Al-Qaida fears less support

The just released message from Al-Qaida number 2 man seeking to vilify President elect Obama suggests Al-Qaida fears or sees weakening support. This attempt to rally the troops this early translates into a real concern.

Attacking President elect Obama essentially before he goes on line suggest there is already a changing mood inside the ranks of Al-Qaida. The Al-Qaida leaders are taking a big risk talking this early because they could sound like they are talking out of their ass. To make accusations that an unborn child is a criminal is what it essentially sounds like. To suggest blacks are still slaves is an oxymoron as Obama will be the master in chief over every color that makes up Americans.

The warm support Obama got from around the world is obviously a concern to Al-Qaida. Before they could point to the white skinned man in the white house and draw on the ‘He is not one of us’ motivation. That leverage will disappear January 20, 2009 when President elect Obama will take the oath of office and become President of the USA.

How deep the easing of hatred against the United States goes is only known by Al-Qaida, but the fact the attack on Obama comes this early suggests hatred is no longer inherent and must be fed. That simply translates into a good thing. The bad thing is they will plan some big attack to get Obama to respond condemning it.

CAIRO, Egypt – Al-Qaida‘s No. 2 leader used a racial epithet to insult Barack Obama in a message posted Wednesday, describing the president-elect in demeaning terms that imply he does the bidding of whites. The message appeared chiefly aimed at persuading Muslims and Arabs that Obama does not represent a change in U.S. policies.

Ayman al-Zawahri said in the message, which appeared on militant Web sites, that Obama is “the direct opposite of honorable black Americans” like Malcolm X, the 1960s African-American rights leader.

In al-Qaida’s first response to Obama’s victory, al-Zawahri also called the president-elect — along with secretaries of state Colin Powell and Condoleezza Rice — “house Negroes.”

Speaking in Arabic, al-Zawahri uses the term “abeed al-beit,” which literally translates as “house slaves.” But al-Qaida supplied English subtitles of his speech that included the translation as “house Negroes.”

The message also includes old footage of speeches by Malcolm X in which he explains the term, saying black slaves who worked in their white masters’ house were more servile than those who worked in the fields.

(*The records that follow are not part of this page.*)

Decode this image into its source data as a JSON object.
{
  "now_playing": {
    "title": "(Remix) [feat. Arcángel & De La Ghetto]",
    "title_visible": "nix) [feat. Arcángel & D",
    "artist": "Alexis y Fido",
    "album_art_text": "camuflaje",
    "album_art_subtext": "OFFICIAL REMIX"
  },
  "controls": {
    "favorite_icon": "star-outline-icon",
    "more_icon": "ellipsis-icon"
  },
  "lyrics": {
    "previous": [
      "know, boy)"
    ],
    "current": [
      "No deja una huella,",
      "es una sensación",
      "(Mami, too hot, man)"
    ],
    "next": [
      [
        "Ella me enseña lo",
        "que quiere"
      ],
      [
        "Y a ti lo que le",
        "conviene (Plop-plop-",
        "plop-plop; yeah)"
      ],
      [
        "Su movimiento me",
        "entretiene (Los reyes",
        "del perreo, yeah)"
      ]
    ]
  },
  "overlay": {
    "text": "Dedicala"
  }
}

Malcolm X used the term to criticize black leaders he accused of not standing up to whites.

In Washington, State Department spokesman Sean McCormack said the latest message was just “more despicable comments from a terrorist.”

The 11-minute 23-second video features the audio message by al-Zawahri, who appears only in a still image, along with other images, including one of Obama wearing a Jewish skullcap as he meets with Jewish leaders. In his speech, al-Zawahri refers to a Nov. 5 U.S. airstrike attack in Afghanistan, meaning the video was made after that date.

Al-Zawahri said Obama’s election has not changed American policies he said are aimed at oppressing Muslims and others.

“America has put on a new face, but its heart full of hate, mind drowning in greed, and spirit which spreads evil, murder, repression and despotism continue to be the same as always,” the deputy of al-Qaida chief Osama bin Laden said.

He said Obama’s plan to shift troops to Afghanistan is doomed to failure, because Afghans will resist.

“Be aware that the dogs of Afghanistan have found the flesh of your soldiers to be delicious, so send thousands after thousands to them,” he said.

Al-Zawahri did not threaten specific attacks, but warned Obama that he was “facing a Jihadi (holy war) awakening and renaissance which is shaking the pillars of the entire Islamic world; and this is the fact which you and your government and country refuse to recognize and pretend not to see.”

He said Obama’s victory showed Americans acknowledged that President George W. Bush’s policies were a failure and that the result was an “admission of defeat in Iraq.”

But Obama’s professions of support for Israel during the election campaign “confirmed to the Ummah (Islamic world) that you have chosen a stance of hostility to Islam and Muslims,” al-Zawahri said.